Spark is a fast and general cluster computing system for Big Data. It provides high-level APIs in Scala, Java, and Python, and an optimized engine that supports general computation graphs for data analysis. It also supports a rich set of higher-level tools including Spark SQL for SQL and DataFrames, MLlib for machine learning, GraphX for graph processing, and Spark Streaming for stream processing.

http://spark.apache.org/

Online Documentation

You can find the latest Spark documentation, including a programming guide, on the project web page and project wiki. This README file only contains basic setup instructions.

Building Spark

Spark is built using Apache Maven. To build Spark and its example programs, run:

build/mvn -DskipTests clean package

(You do not need to do this if you downloaded a pre-built package.) More detailed documentation is available from the project site, at "Building Spark".

Interactive Scala Shell

The easiest way to start using Spark is through the Scala shell:

./bin/spark-shell

Try the following command, which should return 1000:

scala> sc.parallelize(1 to 1000).count()

Interactive Python Shell

Alternatively, if you prefer Python, you can use the Python shell:

./bin/pyspark

And run the following command, which should also return 1000:

>>> sc.parallelize(range(1000)).count()

Example Programs

Spark also comes with several sample programs in the examples directory. To run one of them, use ./bin/run-example <class> [params]. For example:

./bin/run-example SparkPi

will run the Pi example locally.

You can set the MASTER environment variable when running examples to submit examples to a cluster. This can be a mesos:// or spark:// URL, "yarn-cluster" or "yarn-client" to run on YARN, and "local" to run locally with one thread, or "local[N]" to run locally with N threads. You can also use an abbreviated class name if the class is in the examples package. For instance:

MASTER=spark://host:7077 ./bin/run-example SparkPi

Many of the example programs print usage help if no params are given.

Running Tests

Testing first requires building Spark. Once Spark is built, tests can be run using:

./dev/run-tests

Please see the guidance on how to run tests for a module, or individual tests.

A Note About Hadoop Versions

Spark uses the Hadoop core library to talk to HDFS and other Hadoop-supported storage systems. Because the protocols have changed in different versions of Hadoop, you must build Spark against the same version that your cluster runs.

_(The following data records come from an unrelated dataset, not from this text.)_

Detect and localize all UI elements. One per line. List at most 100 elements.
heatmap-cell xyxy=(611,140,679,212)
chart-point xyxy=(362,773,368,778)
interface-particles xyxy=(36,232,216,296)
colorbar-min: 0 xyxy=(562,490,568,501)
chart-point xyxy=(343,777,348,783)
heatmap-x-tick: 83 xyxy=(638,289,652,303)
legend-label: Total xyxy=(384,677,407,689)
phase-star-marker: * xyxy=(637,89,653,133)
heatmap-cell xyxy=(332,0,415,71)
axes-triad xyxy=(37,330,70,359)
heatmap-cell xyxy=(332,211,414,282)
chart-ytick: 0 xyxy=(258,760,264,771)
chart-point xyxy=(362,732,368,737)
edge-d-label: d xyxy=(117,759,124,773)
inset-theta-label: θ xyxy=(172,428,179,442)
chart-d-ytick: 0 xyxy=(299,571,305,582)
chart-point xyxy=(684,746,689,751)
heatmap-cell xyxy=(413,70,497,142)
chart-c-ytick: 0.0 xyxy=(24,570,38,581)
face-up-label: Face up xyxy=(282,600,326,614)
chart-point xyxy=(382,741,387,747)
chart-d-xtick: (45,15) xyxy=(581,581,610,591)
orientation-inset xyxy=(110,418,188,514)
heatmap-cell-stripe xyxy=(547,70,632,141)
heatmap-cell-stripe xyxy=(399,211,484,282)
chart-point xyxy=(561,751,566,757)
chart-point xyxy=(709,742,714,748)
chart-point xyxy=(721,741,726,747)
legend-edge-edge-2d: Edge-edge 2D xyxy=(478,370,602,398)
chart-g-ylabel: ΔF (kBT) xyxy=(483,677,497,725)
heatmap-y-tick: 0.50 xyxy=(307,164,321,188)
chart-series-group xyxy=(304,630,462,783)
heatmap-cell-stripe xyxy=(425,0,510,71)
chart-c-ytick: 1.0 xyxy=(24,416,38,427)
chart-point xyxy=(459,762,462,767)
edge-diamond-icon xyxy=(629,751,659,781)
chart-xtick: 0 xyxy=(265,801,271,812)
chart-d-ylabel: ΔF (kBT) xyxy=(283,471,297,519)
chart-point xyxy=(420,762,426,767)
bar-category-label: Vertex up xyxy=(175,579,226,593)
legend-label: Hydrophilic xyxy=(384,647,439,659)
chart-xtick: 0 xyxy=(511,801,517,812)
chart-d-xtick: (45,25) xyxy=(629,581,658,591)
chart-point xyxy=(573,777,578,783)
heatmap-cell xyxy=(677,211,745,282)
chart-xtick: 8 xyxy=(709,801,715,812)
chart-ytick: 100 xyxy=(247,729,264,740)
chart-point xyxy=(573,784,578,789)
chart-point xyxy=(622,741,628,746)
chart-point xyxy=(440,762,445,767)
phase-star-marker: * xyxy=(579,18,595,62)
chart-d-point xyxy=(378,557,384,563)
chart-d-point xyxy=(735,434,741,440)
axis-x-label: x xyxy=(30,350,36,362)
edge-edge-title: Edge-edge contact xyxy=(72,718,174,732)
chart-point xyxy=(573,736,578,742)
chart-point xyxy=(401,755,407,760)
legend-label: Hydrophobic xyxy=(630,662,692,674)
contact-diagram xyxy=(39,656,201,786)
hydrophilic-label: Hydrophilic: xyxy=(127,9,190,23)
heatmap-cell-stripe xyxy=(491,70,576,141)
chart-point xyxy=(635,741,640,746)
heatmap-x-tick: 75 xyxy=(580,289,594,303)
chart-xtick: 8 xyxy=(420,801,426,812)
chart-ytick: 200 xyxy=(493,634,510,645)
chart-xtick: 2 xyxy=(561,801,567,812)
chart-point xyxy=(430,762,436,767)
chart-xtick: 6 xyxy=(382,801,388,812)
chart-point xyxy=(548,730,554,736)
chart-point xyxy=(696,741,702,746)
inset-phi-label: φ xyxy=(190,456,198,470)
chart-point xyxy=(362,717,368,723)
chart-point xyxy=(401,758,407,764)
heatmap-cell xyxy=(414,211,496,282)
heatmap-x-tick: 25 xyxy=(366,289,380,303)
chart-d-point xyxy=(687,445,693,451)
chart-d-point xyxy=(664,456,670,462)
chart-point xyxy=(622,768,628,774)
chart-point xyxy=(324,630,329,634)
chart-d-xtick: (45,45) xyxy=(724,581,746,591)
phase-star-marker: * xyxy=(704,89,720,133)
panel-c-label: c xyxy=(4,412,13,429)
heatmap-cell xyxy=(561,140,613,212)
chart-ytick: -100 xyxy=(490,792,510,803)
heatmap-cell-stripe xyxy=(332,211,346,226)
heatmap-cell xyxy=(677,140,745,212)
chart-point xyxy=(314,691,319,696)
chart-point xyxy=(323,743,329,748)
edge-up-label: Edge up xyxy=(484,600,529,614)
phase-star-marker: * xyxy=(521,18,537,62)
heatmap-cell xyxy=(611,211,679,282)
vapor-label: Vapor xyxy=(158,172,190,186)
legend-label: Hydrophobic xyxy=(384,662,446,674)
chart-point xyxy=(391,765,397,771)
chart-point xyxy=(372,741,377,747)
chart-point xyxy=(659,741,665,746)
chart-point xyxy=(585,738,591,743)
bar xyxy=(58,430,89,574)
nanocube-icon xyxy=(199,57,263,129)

Please refer to the build documentation at "Specifying the Hadoop Version" for detailed guidance on building for a particular distribution of Hadoop, including building for particular Hive and Hive Thriftserver distributions. See also "Third Party Hadoop Distributions" for guidance on building a Spark application that works with a particular distribution.

Configuration

Please refer to the Configuration guide in the online documentation for an overview on how to configure Spark.